Italian American Literature and Film
 
Prof. Fabio Girelli-Carasi

LECTURE 13
 

ASSIGNMENT April 2

SCREENING

MOONSTRUCK   Find it on Blackboard > Assignments OR you can find it online (youtube etc).

BLOG

FILENAME:  your-last-name.april2

Email subject: assignment april 2

LAST TIME

I accept only email attachments in doc; docx; rtf.

All other formats, .pages, pdf, and all cloud-based documents will be discarded and you won't get credit.

Mistakes in filename and email subject: same sanctions. No credit.

ALSO I will not read messages written like texting, stream-of-consciousness incoherent ramblings, with no upper case, missing punctuation, and misspellings. It is your duty to be clear, it is not my in my job description to engage in textual exegesis and mind reading.

WRITING

Use this template    CLICK HERE

INSTRUCTIONS   Do not write a book report. I still see the tendency to give a summary of the stuff you read or watched. I know the plots by heart.
What I don't know is what YOU SEE in the texts, especially the subtle things, not the main themes. It's the personal processing that YOU SHOULD be interested in analyzing and disclosing, first of all for yourself.
And that personal processing? That's what I am interested in, your filtering, your perspective.
How can you do it?
First, pay attention to how you feel at the beginning, and how you feel at the end of book or film.
Second, whatever you feel, ask yourself what made you feel that way.
That's how emotions become thoughts.
Then, you have to communicate your analysis. That's how thoughts become ideas.
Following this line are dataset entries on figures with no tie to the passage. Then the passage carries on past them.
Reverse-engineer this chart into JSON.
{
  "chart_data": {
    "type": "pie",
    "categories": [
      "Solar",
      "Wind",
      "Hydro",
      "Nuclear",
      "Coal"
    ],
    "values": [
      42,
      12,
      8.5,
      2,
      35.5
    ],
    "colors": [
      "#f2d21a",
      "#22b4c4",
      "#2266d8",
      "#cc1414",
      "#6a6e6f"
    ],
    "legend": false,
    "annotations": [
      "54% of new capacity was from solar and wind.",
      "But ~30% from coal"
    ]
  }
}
Answer these questions using the guidelines above.

1) What movie did you find more annoying, L'emigrante or Moonstruck and why?

2) What aspects irritated you the most (don't say 'the subtitles,' as in "it wasn't in English") in EACH movie.
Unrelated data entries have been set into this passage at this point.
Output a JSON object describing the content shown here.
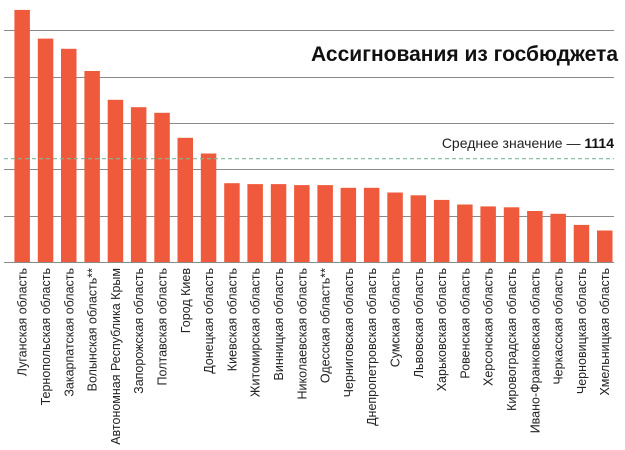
{
  "chart_data": {
    "type": "bar",
    "title": "Ассигнования из госбюджета",
    "average": {
      "label": "Среднее значение — ",
      "value": "1114",
      "y": 1114
    },
    "ylim": [
      0,
      2740
    ],
    "yticks": [
      500,
      1000,
      1500,
      2000,
      2500
    ],
    "grid": true,
    "bar_color": "#f05a3c",
    "avg_line_color": "#7fb89a",
    "categories": [
      "Луганская область",
      "Тернопольская область",
      "Закарпатская область",
      "Волынская область**",
      "Автономная Республика Крым",
      "Запорожская область",
      "Полтавская область",
      "Город Киев",
      "Донецкая область",
      "Киевская область",
      "Житомирская область",
      "Винницкая область",
      "Николаевская область",
      "Одесская область**",
      "Черниговская область",
      "Днепропетровская область",
      "Сумская область",
      "Львовская область",
      "Харьковская область",
      "Ровенская область",
      "Херсонская область",
      "Кировоградская область",
      "Ивано-Франковская область",
      "Черкасская область",
      "Черновицкая область",
      "Хмельницкая область"
    ],
    "values": [
      2720,
      2410,
      2300,
      2060,
      1750,
      1670,
      1610,
      1340,
      1170,
      850,
      840,
      840,
      830,
      830,
      800,
      800,
      750,
      720,
      670,
      620,
      600,
      590,
      550,
      520,
      400,
      340
    ]
  }
}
3)  Moonstruck. Is this what non-Italians have in mind when they say that Italians of all stripes are "passionate?"
In Moonstruck "being in touch with one's feelings" leads to cheating, emotional betrayal, complications, etc. So, is it all good?
Should one always be true to oneself? Why is it OK for Loretta to cheat on her fiance', but not for Cosmo? How did you react INSIDE when you saw their trajectories intersect?
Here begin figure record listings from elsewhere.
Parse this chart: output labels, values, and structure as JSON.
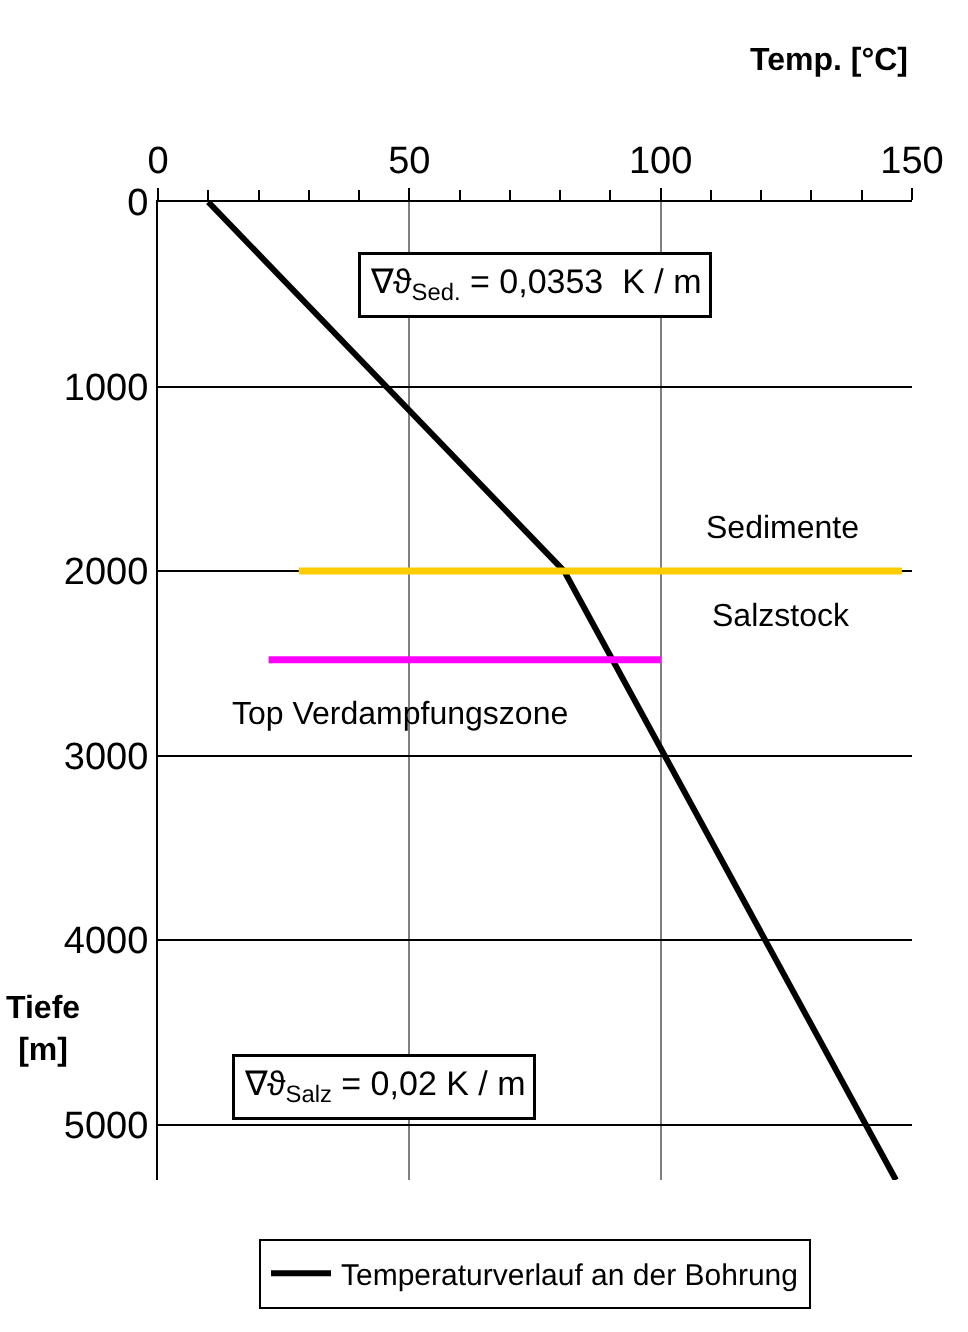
{
  "chart_data": {
    "type": "line",
    "xlabel": "Temp. [°C]",
    "ylabel": "Tiefe [m]",
    "xlim": [
      0,
      150
    ],
    "xticks": [
      0,
      50,
      100,
      150
    ],
    "ylim": [
      5300,
      0
    ],
    "yticks": [
      0,
      1000,
      2000,
      3000,
      4000,
      5000
    ],
    "grid": true,
    "legend": "bottom",
    "marker": "none",
    "line_style": "solid",
    "series": [
      {
        "name": "Temperaturverlauf an der Bohrung",
        "color": "#000000",
        "x": [
          10,
          80.8,
          146.8
        ],
        "values": [
          0,
          2000,
          5300
        ]
      },
      {
        "color": "#ffcc00",
        "x": [
          28,
          148
        ],
        "values": [
          2000,
          2000
        ]
      },
      {
        "color": "#ff00ff",
        "x": [
          22,
          100
        ],
        "values": [
          2480,
          2480
        ]
      }
    ],
    "annotations": [
      "∇ϑ$_{Sed.}$ = 0,0353  K / m",
      "∇ϑ$_{Salz}$ = 0,02 K / m",
      "Sedimente",
      "Salzstock",
      "Top Verdampfungszone"
    ]
  }
}
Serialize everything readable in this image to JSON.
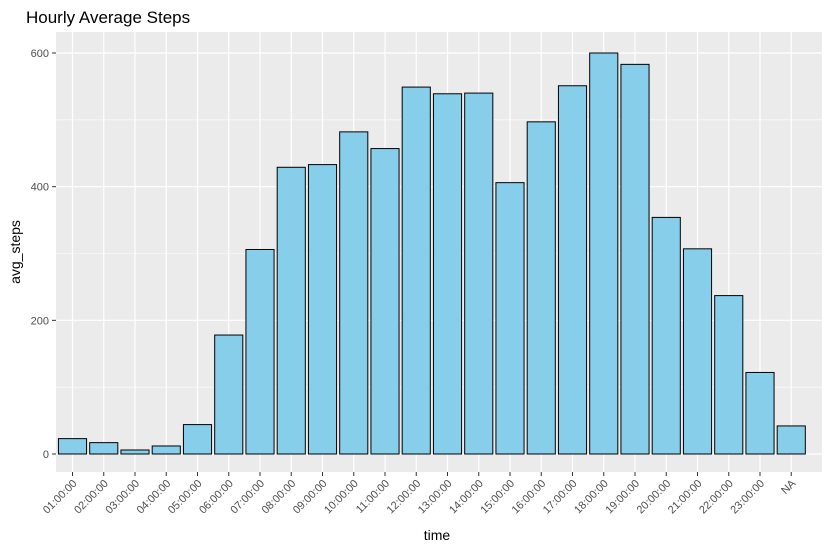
{
  "chart_data": {
    "type": "bar",
    "title": "Hourly Average Steps",
    "xlabel": "time",
    "ylabel": "avg_steps",
    "categories": [
      "01:00:00",
      "02:00:00",
      "03:00:00",
      "04:00:00",
      "05:00:00",
      "06:00:00",
      "07:00:00",
      "08:00:00",
      "09:00:00",
      "10:00:00",
      "11:00:00",
      "12:00:00",
      "13:00:00",
      "14:00:00",
      "15:00:00",
      "16:00:00",
      "17:00:00",
      "18:00:00",
      "19:00:00",
      "20:00:00",
      "21:00:00",
      "22:00:00",
      "23:00:00",
      "NA"
    ],
    "values": [
      23,
      17,
      6,
      12,
      44,
      178,
      306,
      429,
      433,
      482,
      457,
      549,
      539,
      540,
      406,
      497,
      551,
      600,
      583,
      354,
      307,
      237,
      122,
      42
    ],
    "ylim": [
      0,
      640
    ],
    "yticks": [
      0,
      200,
      400,
      600
    ],
    "grid": true,
    "colors": {
      "bar_fill": "#87CEEB",
      "bar_stroke": "#000000",
      "panel": "#EBEBEB",
      "grid": "#FFFFFF"
    }
  }
}
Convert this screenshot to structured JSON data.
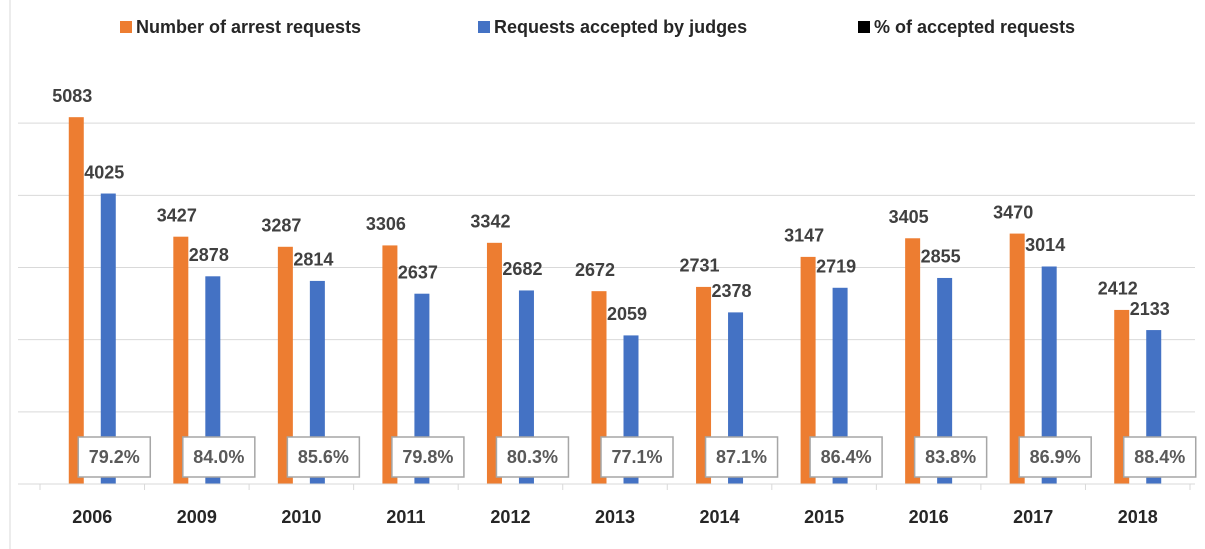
{
  "chart_data": {
    "type": "bar",
    "categories": [
      "2006",
      "2009",
      "2010",
      "2011",
      "2012",
      "2013",
      "2014",
      "2015",
      "2016",
      "2017",
      "2018"
    ],
    "series": [
      {
        "name": "Number of arrest requests",
        "color": "#ed7d31",
        "values": [
          5083,
          3427,
          3287,
          3306,
          3342,
          2672,
          2731,
          3147,
          3405,
          3470,
          2412
        ]
      },
      {
        "name": "Requests accepted by judges",
        "color": "#4472c4",
        "values": [
          4025,
          2878,
          2814,
          2637,
          2682,
          2059,
          2378,
          2719,
          2855,
          3014,
          2133
        ]
      },
      {
        "name": "% of accepted requests",
        "color": "#000000",
        "values": [
          79.2,
          84.0,
          85.6,
          79.8,
          80.3,
          77.1,
          87.1,
          86.4,
          83.8,
          86.9,
          88.4
        ],
        "value_labels": [
          "79.2%",
          "84.0%",
          "85.6%",
          "79.8%",
          "80.3%",
          "77.1%",
          "87.1%",
          "86.4%",
          "83.8%",
          "86.9%",
          "88.4%"
        ]
      }
    ],
    "ylim": [
      0,
      6000
    ],
    "yticks": [
      0,
      1000,
      2000,
      3000,
      4000,
      5000
    ],
    "show_ytick_labels": false,
    "grid": true,
    "legend": "top"
  }
}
4) In Moonstruck you have the blatant stereotype of the cheating Italian man (and woman). And, of the immature momma boy (in Italian we call them "mammone.")
So: to represent unethical business practices, our culture uses Mafia imagery (remember?)
To represent homicidal bestial rage it uses Italian immigrants.
To represent betrayal and sexual lust it uses integrated Italian Americans.
To represent sexual infidelity (moral failure) it uses integrated Italian Americans, again.
To represent manual job workers /business (baker, plumber, waiter) it represents integrated Italian Americans, again.

No? And why, then, is the professor Anglo and not Italian?

Can Italian Americans ever catch a break?